“Alexa, pay Bob $50.”
While predictions abound that Amazon will soon roll out an easy payments system for its ubiquitous voice-activated assistant, are Alexa payments really ready for prime time?
The short answer is not yet — unless banks opt to authenticate the transactions outside Alexa, making them harder to execute.
The main problem is that Alexa can’t yet tell whether a person is who they claim to be. The device can distinguish one user from another, but it is not yet capable of verifying identity.
Many are hopeful that issue can be worked out soon.

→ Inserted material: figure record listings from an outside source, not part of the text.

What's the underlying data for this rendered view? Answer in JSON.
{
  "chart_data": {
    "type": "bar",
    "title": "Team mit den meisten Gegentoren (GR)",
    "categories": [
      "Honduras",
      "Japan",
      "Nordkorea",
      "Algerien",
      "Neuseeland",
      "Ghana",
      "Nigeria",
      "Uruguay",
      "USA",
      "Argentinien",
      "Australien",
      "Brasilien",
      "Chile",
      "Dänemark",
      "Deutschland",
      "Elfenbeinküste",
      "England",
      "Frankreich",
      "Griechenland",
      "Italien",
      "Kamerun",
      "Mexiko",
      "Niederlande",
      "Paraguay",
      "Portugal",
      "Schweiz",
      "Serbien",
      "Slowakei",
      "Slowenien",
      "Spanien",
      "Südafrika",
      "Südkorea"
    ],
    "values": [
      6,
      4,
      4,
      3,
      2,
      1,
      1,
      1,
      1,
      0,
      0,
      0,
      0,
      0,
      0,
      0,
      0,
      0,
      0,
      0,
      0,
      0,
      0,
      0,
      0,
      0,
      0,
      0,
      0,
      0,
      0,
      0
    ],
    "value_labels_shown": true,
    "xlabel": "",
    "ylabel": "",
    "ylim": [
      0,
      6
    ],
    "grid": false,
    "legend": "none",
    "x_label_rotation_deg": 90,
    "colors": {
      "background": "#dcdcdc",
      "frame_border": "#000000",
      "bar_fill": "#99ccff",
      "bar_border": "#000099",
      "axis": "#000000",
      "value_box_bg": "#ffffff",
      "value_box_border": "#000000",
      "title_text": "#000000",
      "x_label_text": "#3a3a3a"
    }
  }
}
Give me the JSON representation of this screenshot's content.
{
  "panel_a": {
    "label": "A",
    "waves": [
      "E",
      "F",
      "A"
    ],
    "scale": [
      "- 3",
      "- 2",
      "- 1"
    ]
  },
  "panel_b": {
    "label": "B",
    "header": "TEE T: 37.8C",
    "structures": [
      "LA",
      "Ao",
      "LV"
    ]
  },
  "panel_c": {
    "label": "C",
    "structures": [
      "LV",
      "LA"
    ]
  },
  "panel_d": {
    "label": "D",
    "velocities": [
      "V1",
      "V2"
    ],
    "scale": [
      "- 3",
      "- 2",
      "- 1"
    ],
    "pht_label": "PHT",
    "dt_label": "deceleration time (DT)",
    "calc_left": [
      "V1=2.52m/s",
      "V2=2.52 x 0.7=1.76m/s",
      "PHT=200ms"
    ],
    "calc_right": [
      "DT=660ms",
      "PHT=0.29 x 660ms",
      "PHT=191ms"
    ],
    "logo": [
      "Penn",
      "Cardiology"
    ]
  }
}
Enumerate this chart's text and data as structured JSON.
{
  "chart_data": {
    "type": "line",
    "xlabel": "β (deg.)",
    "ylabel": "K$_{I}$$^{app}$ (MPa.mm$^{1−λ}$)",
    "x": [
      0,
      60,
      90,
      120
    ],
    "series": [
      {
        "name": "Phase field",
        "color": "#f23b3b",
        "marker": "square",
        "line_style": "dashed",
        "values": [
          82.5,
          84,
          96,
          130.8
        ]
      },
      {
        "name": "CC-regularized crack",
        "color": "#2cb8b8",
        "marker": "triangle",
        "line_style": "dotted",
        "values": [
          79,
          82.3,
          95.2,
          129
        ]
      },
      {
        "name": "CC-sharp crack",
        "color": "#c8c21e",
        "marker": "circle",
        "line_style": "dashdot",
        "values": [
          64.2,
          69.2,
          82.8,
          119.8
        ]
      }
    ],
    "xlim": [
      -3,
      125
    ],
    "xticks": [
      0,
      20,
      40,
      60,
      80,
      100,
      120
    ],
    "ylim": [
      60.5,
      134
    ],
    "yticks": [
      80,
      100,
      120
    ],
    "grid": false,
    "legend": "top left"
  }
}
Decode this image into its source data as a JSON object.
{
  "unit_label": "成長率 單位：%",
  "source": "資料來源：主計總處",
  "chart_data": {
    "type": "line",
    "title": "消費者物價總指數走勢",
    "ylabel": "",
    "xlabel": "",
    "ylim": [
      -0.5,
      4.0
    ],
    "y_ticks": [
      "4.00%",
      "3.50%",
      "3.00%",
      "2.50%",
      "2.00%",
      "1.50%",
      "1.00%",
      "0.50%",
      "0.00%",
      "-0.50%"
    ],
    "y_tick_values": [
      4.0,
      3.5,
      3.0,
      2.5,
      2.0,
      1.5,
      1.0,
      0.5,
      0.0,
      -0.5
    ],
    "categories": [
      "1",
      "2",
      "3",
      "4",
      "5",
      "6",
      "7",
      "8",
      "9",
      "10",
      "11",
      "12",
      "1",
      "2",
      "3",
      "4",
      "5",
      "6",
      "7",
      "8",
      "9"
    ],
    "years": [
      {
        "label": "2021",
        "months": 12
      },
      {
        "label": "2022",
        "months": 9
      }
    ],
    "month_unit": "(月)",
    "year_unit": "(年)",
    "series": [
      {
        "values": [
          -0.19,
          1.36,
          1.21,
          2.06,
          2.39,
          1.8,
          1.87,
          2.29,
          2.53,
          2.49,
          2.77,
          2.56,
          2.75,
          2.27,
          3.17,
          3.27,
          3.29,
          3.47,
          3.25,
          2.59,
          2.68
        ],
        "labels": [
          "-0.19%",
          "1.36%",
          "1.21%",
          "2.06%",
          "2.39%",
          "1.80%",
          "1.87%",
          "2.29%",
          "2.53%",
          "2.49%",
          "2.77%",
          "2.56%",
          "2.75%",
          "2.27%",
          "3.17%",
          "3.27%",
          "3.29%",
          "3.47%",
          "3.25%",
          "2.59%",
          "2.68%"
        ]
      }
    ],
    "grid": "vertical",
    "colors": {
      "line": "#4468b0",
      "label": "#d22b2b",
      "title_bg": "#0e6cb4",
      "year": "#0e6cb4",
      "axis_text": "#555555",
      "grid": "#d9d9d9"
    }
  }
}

“It’s months away, not years,” said Gareth Gaston, executive vice president of omnichannel at U.S. Bank. “This technology is moving very fast. You’ve got three very credible platforms between Amazon, Google and Apple that are all competing for who has the best interaction and who’s going to sell the most devices. That’s great for us and great for customers, because it will help us deliver a better experience through their devices.”
U.S. Bank’s is very interested in helping customers make payments over Amazon’s Alexa, Google’s Assistant and Apple’s Siri, he said.
“We were third to market with Alexa, we’ve done very advanced and active work on Google Assistant and Siri, we really believe that voice is a key way that customers will interact with the bank in the future,” Gaston said. (USAA, Ally Bank, Capital One and TD Bank also have Alexa Skills.)
The bank already lets people do some transactions through its Alexa skill for U.S. Bank products, for instance pay a credit card bill. Customers authenticate the transaction with a verbal PIN code.
“An internal payment from a U.S. Bank account is less risky but it’s still a fairly bold first step in that world,” Gaston said.